The Office of the National Coordinator for Health Information Technology (ONC) released a report this summer defining EHR contract terms and lending some advice on what should and should not be in your EHR vendor’s contract.

The ONC recommendations are good but incomplete and come from a legal perspective.

As we approach the 3-5 year anniversary of the beginning of the upsurge in EHR purchasing via the HITECH Act, cracks are beginning to show. Roughly a third of healthcare organizations are now looking to replace their EHR. To assist HCO clients we wrote an article published in our recent October Monthly Update for CAS clients expanding on some of the points made by the ONC, and adding a few more critical considerations for HCOs trying to lower EHR costs and reduce risk.

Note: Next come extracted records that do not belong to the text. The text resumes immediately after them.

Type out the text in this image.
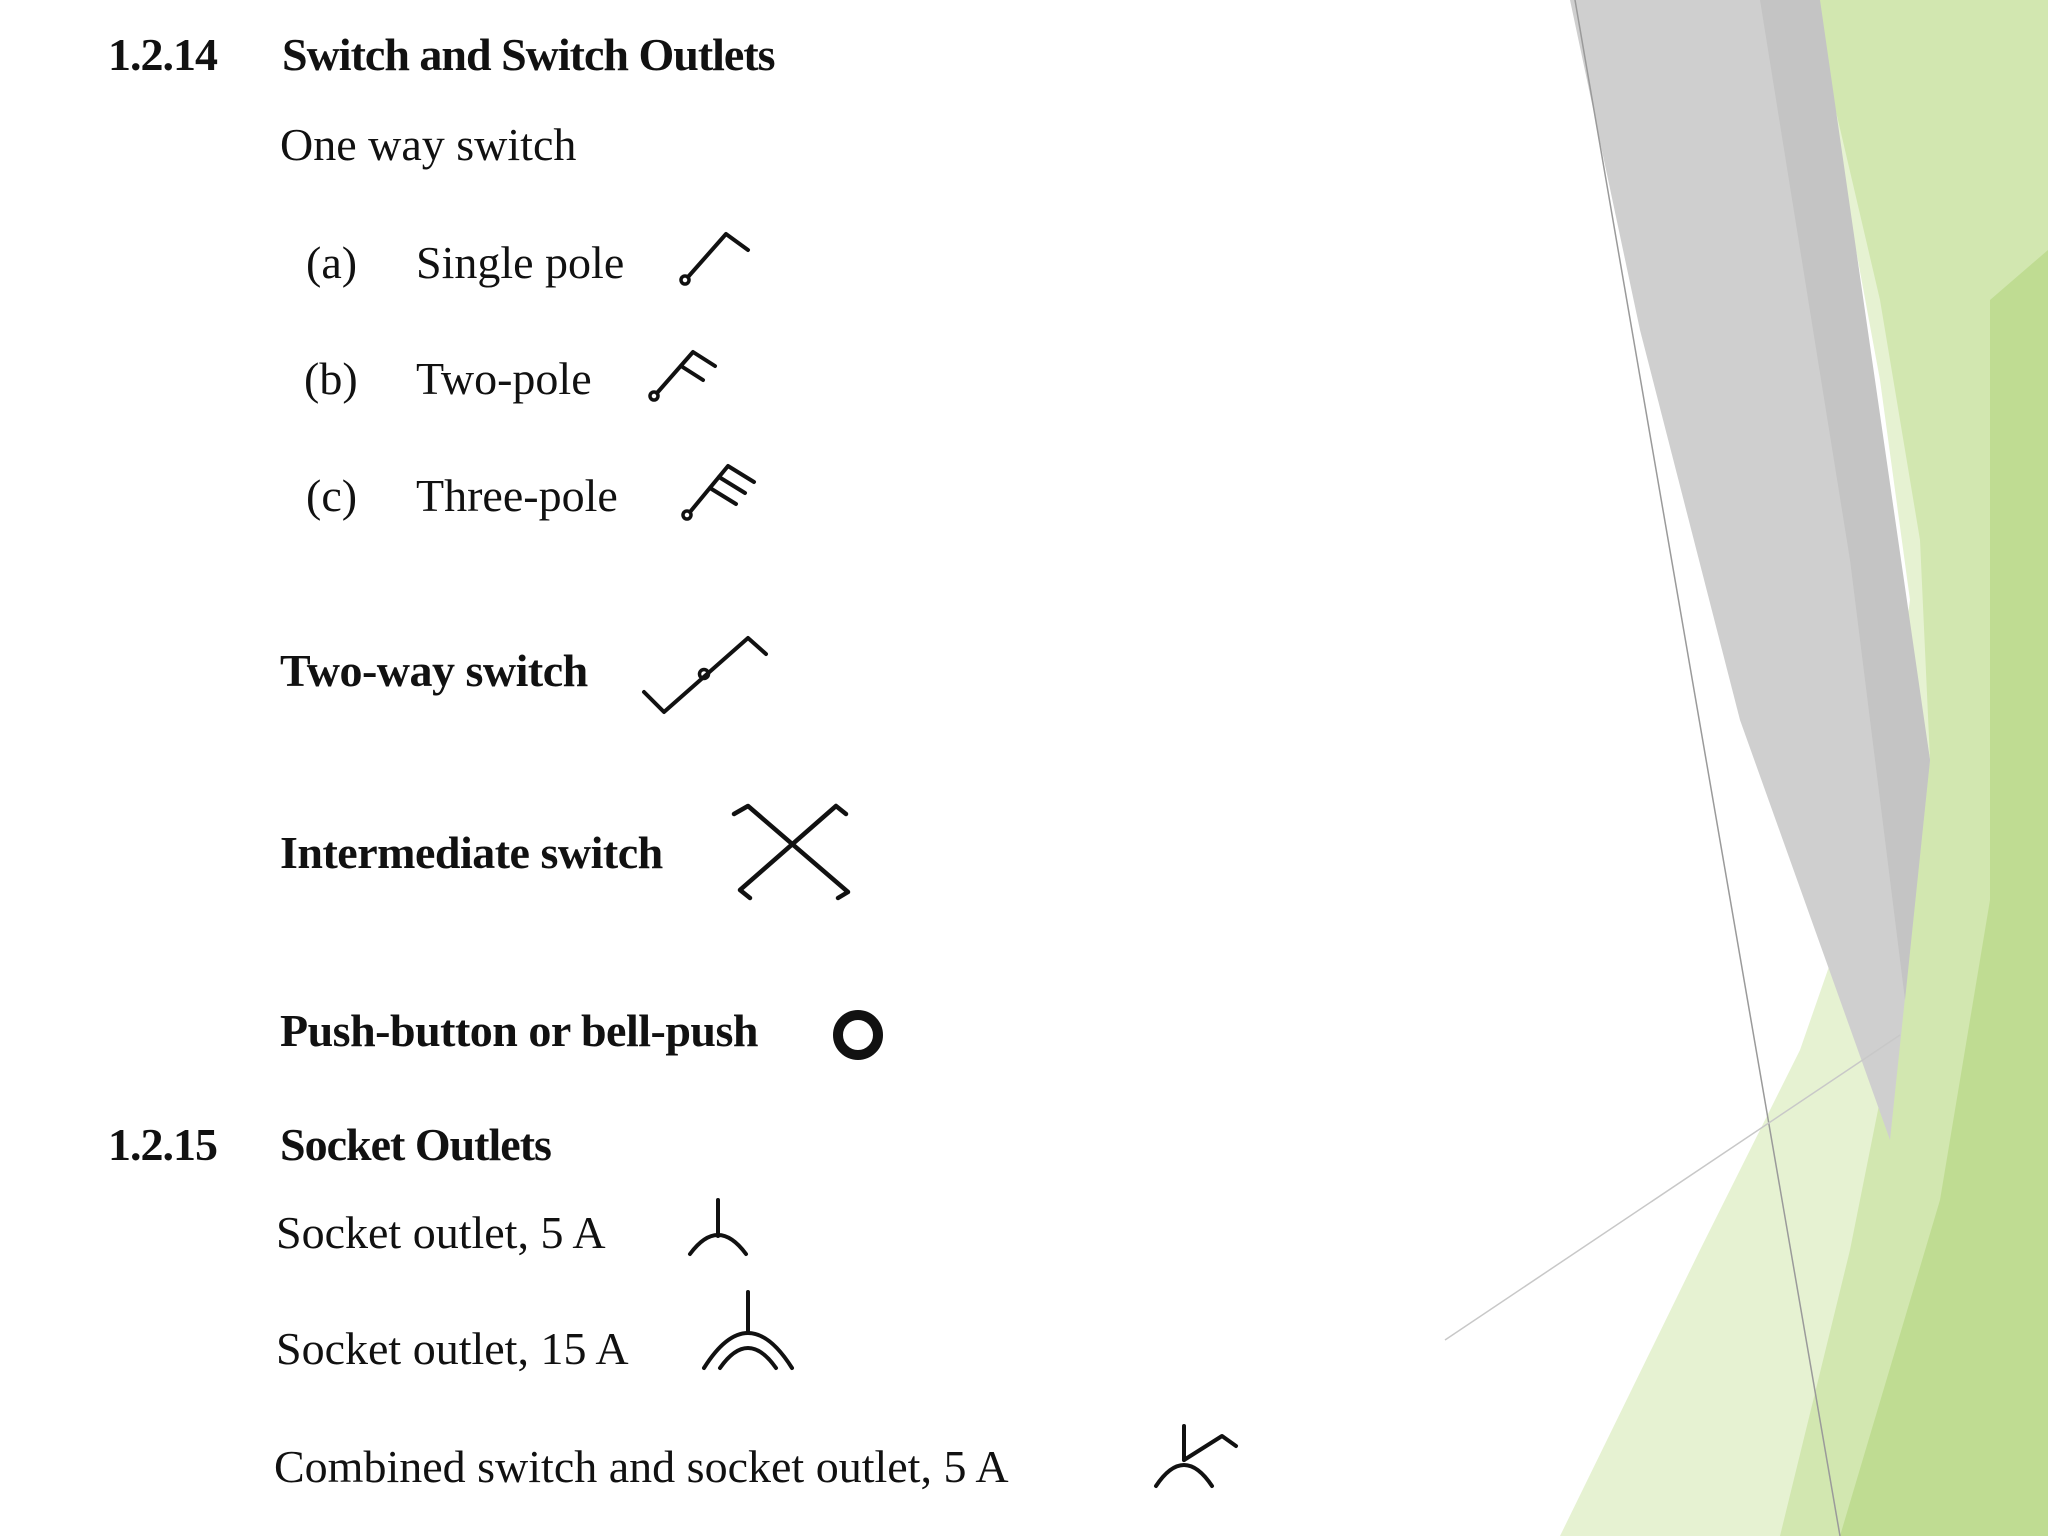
1.2.14 Switch and Switch Outlets
One way switch
(a) Single pole
(b) Two-pole
(c) Three-pole
Two-way switch
Intermediate switch
Push-button or bell-push
1.2.15 Socket Outlets
Socket outlet, 5 A
Socket outlet, 15 A
Combined switch and socket outlet, 5 A
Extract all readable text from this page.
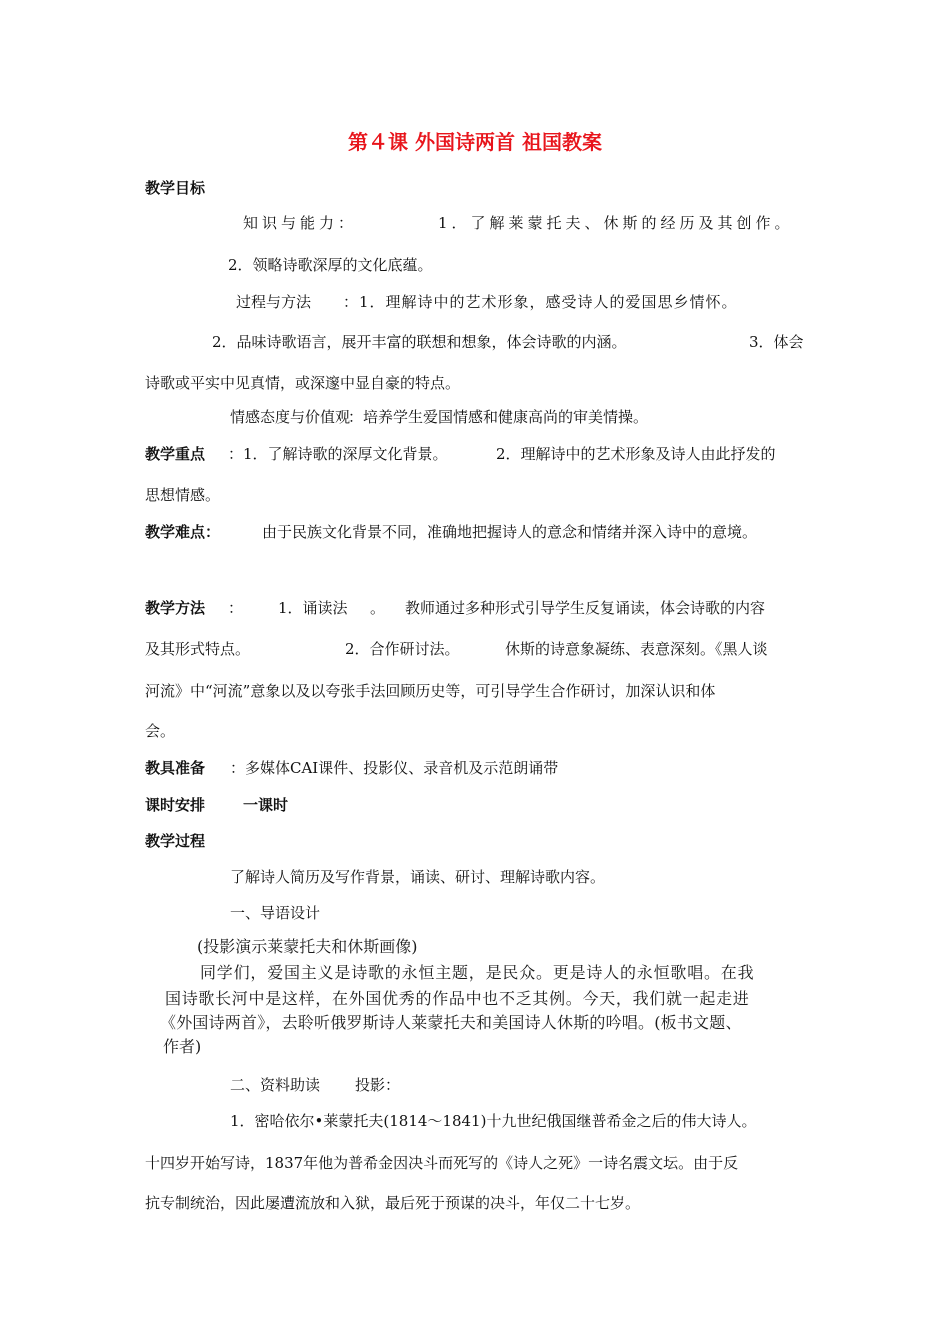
第４课 外国诗两首 祖国教案
教学目标
知识与能力：	1．了解莱蒙托夫、休斯的经历及其创作。
2．领略诗歌深厚的文化底蕴。
过程与方法 ：1．理解诗中的艺术形象，感受诗人的爱国思乡情怀。
2．品味诗歌语言，展开丰富的联想和想象，体会诗歌的内涵。	3．体会
诗歌或平实中见真情，或深邃中显自豪的特点。
情感态度与价值观
：培养学生爱国情感和健康高尚的审美情操。
教学重点 ：1．了解诗歌的深厚文化背景。	2．理解诗中的艺术形象及诗人由此抒发的
思想情感。
教学难点：	由于民族文化背景不同，准确地把握诗人的意念和情绪并深入诗中的意境。
教学方法 ： 1．诵读法 。 教师通过多种形式引导学生反复诵读，体会诗歌的内容
及其形式特点。	2．合作研讨法。	休斯的诗意象凝练、表意深刻。《黑人谈
河流》中“河流”意象以及以夸张手法回顾历史等，可引导学生合作研讨，加深认识和体
会。
教具准备 ：多媒体CAI课件、投影仪、录音机及示范朗诵带
课时安排	一课时
教学过程
了解诗人简历及写作背景，诵读、研讨、理解诗歌内容。
一、导语设计
(投影演示莱蒙托夫和休斯画像)
同学们，爱国主义是诗歌的永恒主题，是民众。更是诗人的永恒歌唱。在我
国诗歌长河中是这样，在外国优秀的作品中也不乏其例。今天，我们就一起走进
《外国诗两首》，去聆听俄罗斯诗人莱蒙托夫和美国诗人休斯的吟唱。(板书文题、
作者)
二、资料助读 投影：
1．密哈依尔•莱蒙托夫(1814～1841)十九世纪俄国继普希金之后的伟大诗人。
十四岁开始写诗，1837年他为普希金因决斗而死写的《诗人之死》一诗名震文坛。由于反
抗专制统治，因此屡遭流放和入狱，最后死于预谋的决斗，年仅二十七岁。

The one item in many EHR contracts that is most troubling is the notion the patient data HCOs enter into their EHR is becomes the property in whole, or in-part, of the EHR vendor.

It’s Your Data. Act Like it.

Prior to the internet-age the concept that any data input into software either on the desktop, on-premise or in the cloud (AKA hosted or time sharing) was not owned entirely by the users was unheard of. But with the emergence of search engines and social media, the rights to data have slowly eroded away from the user in favor of the software/service provider.